Welcome back – from Reading Week and to blogging! I have some suggestions below to get you started (along with the standard set of prompts I created last semester). As you plan and write your post, remember that point of our research blog to practice our skills in developing and sharing results of our scholarly research, and in particular the methods of qualitative literary analysis. So in your 500-700 words, I look for the post to:
- Develop a research question or questions that address a high-level idea or issue;
- Explore the research question through analysis of a specific research site (a case-study),
- Discuss, as part of that analysis, specific examples, quotations, and other low-level details that you show / explain as illustrating the high-level ideas.
- Provide links to examples AND provide reporting expressions and citations.
- Connect, as always, in some explicit way, to the broad topic of “life narratives” and the issues and ideas we engage in ASTU
What could you write about?
- Return to our discussions of Facebook / social media, Humans of New York, PostSecret, and StoryCorps.
- Work with the reading from Carter, and/or the archives we are discussing on Tuesday (PARI, Mass Observation, and High Muck-a-Muck)

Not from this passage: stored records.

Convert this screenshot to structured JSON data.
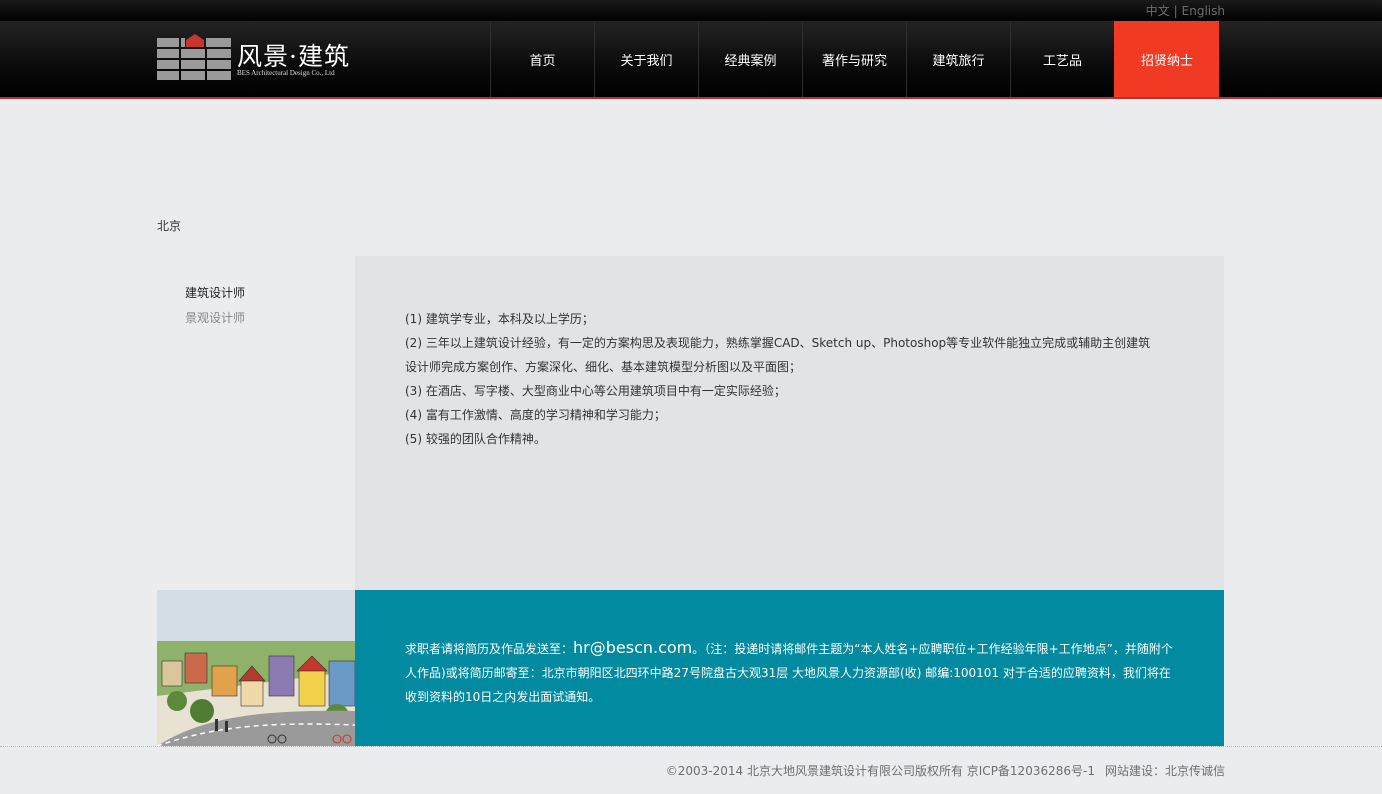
{
  "lang": {
    "zh": "中文",
    "separator": "|",
    "en": "English"
  },
  "logo": {
    "title": "风景·建筑",
    "subtitle": "BES Architectural Design Co., Ltd"
  },
  "nav": [
    {
      "label": "首页"
    },
    {
      "label": "关于我们"
    },
    {
      "label": "经典案例"
    },
    {
      "label": "著作与研究"
    },
    {
      "label": "建筑旅行"
    },
    {
      "label": "工艺品"
    },
    {
      "label": "招贤纳士"
    }
  ],
  "city": "北京",
  "sidebar": [
    {
      "label": "建筑设计师"
    },
    {
      "label": "景观设计师"
    }
  ],
  "requirements": [
    "(1) 建筑学专业，本科及以上学历；",
    "(2) 三年以上建筑设计经验，有一定的方案构思及表现能力，熟练掌握CAD、Sketch up、Photoshop等专业软件能独立完成或辅助主创建筑设计师完成方案创作、方案深化、细化、基本建筑模型分析图以及平面图；",
    "(3) 在酒店、写字楼、大型商业中心等公用建筑项目中有一定实际经验；",
    "(4) 富有工作激情、高度的学习精神和学习能力；",
    "(5) 较强的团队合作精神。"
  ],
  "contact": {
    "prefix": "求职者请将简历及作品发送至：",
    "email": "hr@bescn.com",
    "rest": "。（注：投递时请将邮件主题为“本人姓名+应聘职位+工作经验年限+工作地点”，并随附个人作品)或将简历邮寄至：北京市朝阳区北四环中路27号院盘古大观31层 大地风景人力资源部(收) 邮编:100101 对于合适的应聘资料，我们将在收到资料的10日之内发出面试通知。"
  },
  "footer": {
    "copyright": "©2003-2014 北京大地风景建筑设计有限公司版权所有 京ICP备12036286号-1",
    "credit": "网站建设：北京传诚信"
  },
  "colors": {
    "accent": "#f13a24",
    "teal": "#018aa0",
    "panel": "#e2e3e4",
    "background": "#ebecee"
  }
}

- Look ahead to the Rare Books’ archival collections we’ll start working with on Thursday: the Bamford family papers, Japanese Canadian research collection, Chung collection, Jack Shadbolt fonds, the Kosaburo Shimizu fonds, the Olive Allen Biller collection, the Langmann family papers, Gilean Douglas
- Other archives or archival-related materials: for example, you might be interested in this article, about the digitized archives of 19th coroner’s reports from the American south, which explores how they contain “hundreds” life narratives the coroner collected about his subjects. (I’m wondering: why did the coroner decide this was important work to do, at all?).
- And of course anything else that fits the criteria of being related (or relatable) to ASTU
While you’re here, another post I recommend: Zoe Gray, who took my ASTU class last year, blogged about how archives have used Tumblr to increase access, something that might be of interest to you as you think about your own archival projects. Check out her post for the academic study she cites as well as the many links she includes to archival Tumblers.
Posts are due Mon noon & comments (on THIS post) Tues by 9:30. For full credit on the comments you must comment on 3 separate blog due dates, so if you missed the January post you should comment on each of the next 3.